Grok filter multiple match

Hello,

Can someone point me to a proper way with grok parsing? :slight_smile:

I want to parse syslog messages, for this purpose I created 2 syslog pattern within grok:

filter {
  if [type] == 'syslog' {
  	grok {
      match => { 'message' => ['%{TIMESTAMP_ISO8601:syslog_timestamp} %{SYSLOGHOST:syslog_hostname} %{DATA:syslog_program}(?:\[%{POSINT:syslog_pid}\])?: %{GREEDYDATA:syslog_message}',
                '%{SYSLOGTIMESTAMP:syslog_timestamp} %{SYSLOGHOST:syslog_hostname} %{DATA:syslog_program}(?:\[%{POSINT:syslog_pid}\])?: %{GREEDYDATA:syslog_message}'] }
      add_field => [ 'received_from', "%{host}" ]
    }
    syslog_pri { }
    date {
      match => [ "syslog_timestamp", "MMM  d HH:mm:ss", "MMM dd HH:mm:ss", "ISO8601" ]
      target => [ "@timestamp"]
    }

I need to have 2 patterns because some hosts sends log in ISO8601 format and the rest in traditional(I might b wrong here but I understand it like that).

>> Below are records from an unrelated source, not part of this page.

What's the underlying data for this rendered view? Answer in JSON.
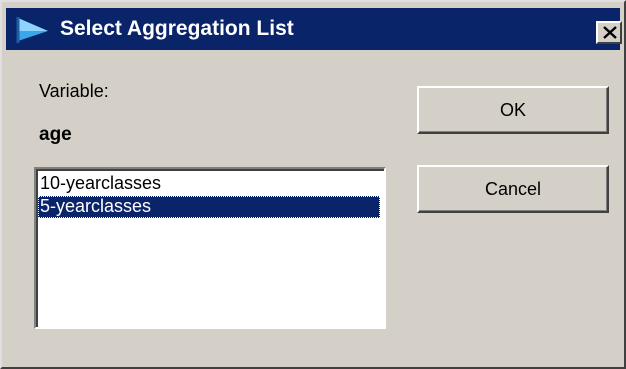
{
  "window": {
    "title": "Select Aggregation List",
    "title_icon": "flag-icon",
    "close_icon": "close-icon",
    "colors": {
      "titlebar": "#0a246a",
      "face": "#d4d0c8",
      "selection": "#0a246a"
    }
  },
  "variable": {
    "label": "Variable:",
    "value": "age"
  },
  "aggregation_list": {
    "items": [
      {
        "label": "10-yearclasses",
        "selected": false
      },
      {
        "label": "5-yearclasses",
        "selected": true
      }
    ]
  },
  "buttons": {
    "ok_label": "OK",
    "cancel_label": "Cancel"
  }
}
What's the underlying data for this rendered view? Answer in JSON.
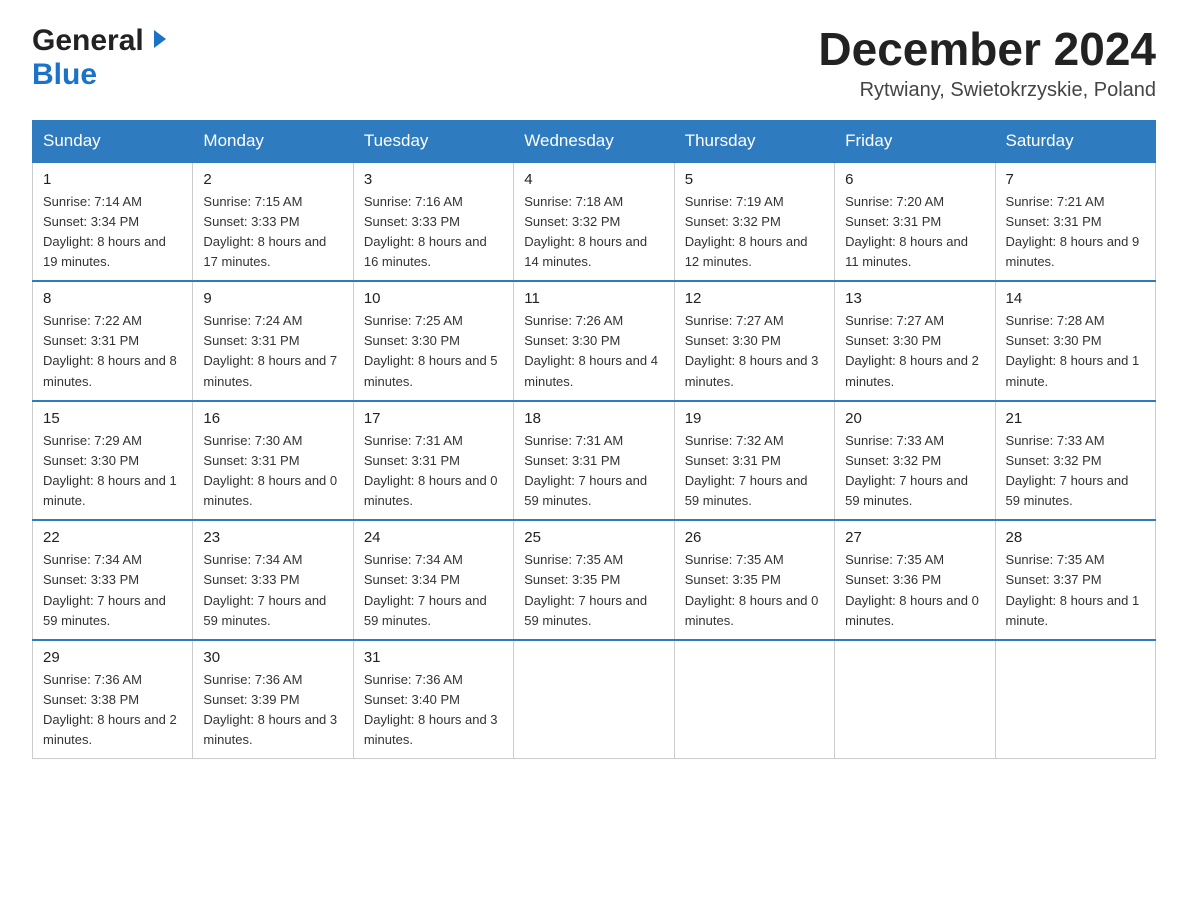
{
  "header": {
    "logo_general": "General",
    "logo_blue": "Blue",
    "month_title": "December 2024",
    "location": "Rytwiany, Swietokrzyskie, Poland"
  },
  "days_of_week": [
    "Sunday",
    "Monday",
    "Tuesday",
    "Wednesday",
    "Thursday",
    "Friday",
    "Saturday"
  ],
  "weeks": [
    [
      {
        "day": "1",
        "sunrise": "7:14 AM",
        "sunset": "3:34 PM",
        "daylight": "8 hours and 19 minutes."
      },
      {
        "day": "2",
        "sunrise": "7:15 AM",
        "sunset": "3:33 PM",
        "daylight": "8 hours and 17 minutes."
      },
      {
        "day": "3",
        "sunrise": "7:16 AM",
        "sunset": "3:33 PM",
        "daylight": "8 hours and 16 minutes."
      },
      {
        "day": "4",
        "sunrise": "7:18 AM",
        "sunset": "3:32 PM",
        "daylight": "8 hours and 14 minutes."
      },
      {
        "day": "5",
        "sunrise": "7:19 AM",
        "sunset": "3:32 PM",
        "daylight": "8 hours and 12 minutes."
      },
      {
        "day": "6",
        "sunrise": "7:20 AM",
        "sunset": "3:31 PM",
        "daylight": "8 hours and 11 minutes."
      },
      {
        "day": "7",
        "sunrise": "7:21 AM",
        "sunset": "3:31 PM",
        "daylight": "8 hours and 9 minutes."
      }
    ],
    [
      {
        "day": "8",
        "sunrise": "7:22 AM",
        "sunset": "3:31 PM",
        "daylight": "8 hours and 8 minutes."
      },
      {
        "day": "9",
        "sunrise": "7:24 AM",
        "sunset": "3:31 PM",
        "daylight": "8 hours and 7 minutes."
      },
      {
        "day": "10",
        "sunrise": "7:25 AM",
        "sunset": "3:30 PM",
        "daylight": "8 hours and 5 minutes."
      },
      {
        "day": "11",
        "sunrise": "7:26 AM",
        "sunset": "3:30 PM",
        "daylight": "8 hours and 4 minutes."
      },
      {
        "day": "12",
        "sunrise": "7:27 AM",
        "sunset": "3:30 PM",
        "daylight": "8 hours and 3 minutes."
      },
      {
        "day": "13",
        "sunrise": "7:27 AM",
        "sunset": "3:30 PM",
        "daylight": "8 hours and 2 minutes."
      },
      {
        "day": "14",
        "sunrise": "7:28 AM",
        "sunset": "3:30 PM",
        "daylight": "8 hours and 1 minute."
      }
    ],
    [
      {
        "day": "15",
        "sunrise": "7:29 AM",
        "sunset": "3:30 PM",
        "daylight": "8 hours and 1 minute."
      },
      {
        "day": "16",
        "sunrise": "7:30 AM",
        "sunset": "3:31 PM",
        "daylight": "8 hours and 0 minutes."
      },
      {
        "day": "17",
        "sunrise": "7:31 AM",
        "sunset": "3:31 PM",
        "daylight": "8 hours and 0 minutes."
      },
      {
        "day": "18",
        "sunrise": "7:31 AM",
        "sunset": "3:31 PM",
        "daylight": "7 hours and 59 minutes."
      },
      {
        "day": "19",
        "sunrise": "7:32 AM",
        "sunset": "3:31 PM",
        "daylight": "7 hours and 59 minutes."
      },
      {
        "day": "20",
        "sunrise": "7:33 AM",
        "sunset": "3:32 PM",
        "daylight": "7 hours and 59 minutes."
      },
      {
        "day": "21",
        "sunrise": "7:33 AM",
        "sunset": "3:32 PM",
        "daylight": "7 hours and 59 minutes."
      }
    ],
    [
      {
        "day": "22",
        "sunrise": "7:34 AM",
        "sunset": "3:33 PM",
        "daylight": "7 hours and 59 minutes."
      },
      {
        "day": "23",
        "sunrise": "7:34 AM",
        "sunset": "3:33 PM",
        "daylight": "7 hours and 59 minutes."
      },
      {
        "day": "24",
        "sunrise": "7:34 AM",
        "sunset": "3:34 PM",
        "daylight": "7 hours and 59 minutes."
      },
      {
        "day": "25",
        "sunrise": "7:35 AM",
        "sunset": "3:35 PM",
        "daylight": "7 hours and 59 minutes."
      },
      {
        "day": "26",
        "sunrise": "7:35 AM",
        "sunset": "3:35 PM",
        "daylight": "8 hours and 0 minutes."
      },
      {
        "day": "27",
        "sunrise": "7:35 AM",
        "sunset": "3:36 PM",
        "daylight": "8 hours and 0 minutes."
      },
      {
        "day": "28",
        "sunrise": "7:35 AM",
        "sunset": "3:37 PM",
        "daylight": "8 hours and 1 minute."
      }
    ],
    [
      {
        "day": "29",
        "sunrise": "7:36 AM",
        "sunset": "3:38 PM",
        "daylight": "8 hours and 2 minutes."
      },
      {
        "day": "30",
        "sunrise": "7:36 AM",
        "sunset": "3:39 PM",
        "daylight": "8 hours and 3 minutes."
      },
      {
        "day": "31",
        "sunrise": "7:36 AM",
        "sunset": "3:40 PM",
        "daylight": "8 hours and 3 minutes."
      },
      null,
      null,
      null,
      null
    ]
  ],
  "labels": {
    "sunrise": "Sunrise:",
    "sunset": "Sunset:",
    "daylight": "Daylight:"
  }
}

According to LS documentation - it's correct code for grok:
https://www.elastic.co/guide/en/logstash/current/plugins-filters-grok.html#plugins-filters-grok-match

If you need to match multiple patterns against a single field, the value can be an array of patterns:

filter {
      grok {
        match => {
          "message" => [
            "Duration: %{NUMBER:duration}",
            "Speed: %{NUMBER:speed}"
          ]
        }
      }
    }

Is it possible to parse syslog messages using next construction:

filter {
  if [type] == 'syslog' {
  	grok {
      match => { 'message' => '%{TIMESTAMP_ISO8601:syslog_timestamp} %{SYSLOGHOST:syslog_hostname} %{DATA:syslog_program}(?:\[%{POSINT:syslog_pid}\])?: %{GREEDYDATA:syslog_message}' }
      add_field => [ 'received_from', "%{host}" ]
    }
    syslog_pri { }
    date {
      match => [ "syslog_timestamp", "ISO8601" ]
      target => [ "@timestamp"]
    }

filter {
  if [type] == 'syslog' {
  	grok {
      match => { 'message' => '%{SYSLOGTIMESTAMP:syslog_timestamp} %{SYSLOGHOST:syslog_hostname} %{DATA:syslog_program}(?:\[%{POSINT:syslog_pid}\])?: %{GREEDYDATA:syslog_message}' }
      add_field => [ 'received_from', "%{host}" ]
    }
    syslog_pri { }
    date {
      match => [ "syslog_timestamp", "MMM  d HH:mm:ss", "MMM dd HH:mm:ss" ]
      target => [ "@timestamp"]
    }
  1. Can I use more than 1 pattern within grok filter?
  2. If I will use more than 1 pattern - will it cause delays in log parsing or logs going to parse in wrong way(I will get _grokparsefailure for example)?
  3. What approach is best - first or second and why?
  4. What is the best way to parse logs using more than 1 pattern.

Thank you.

You can use more than one pattern in a filter. You should read this, which will help you understand why you should anchor your patterns using ^ if they are expected to match the start of a line. There is very little overhead using multiple patterns if you do that.

Thank you, reading now....
How about constructions above? What of them is more correct - when I used multiple matching or when I used grok filter twice against one type: syslog?

Personally I would use an array of patterns.

This topic was automatically closed 28 days after the last reply. New replies are no longer allowed.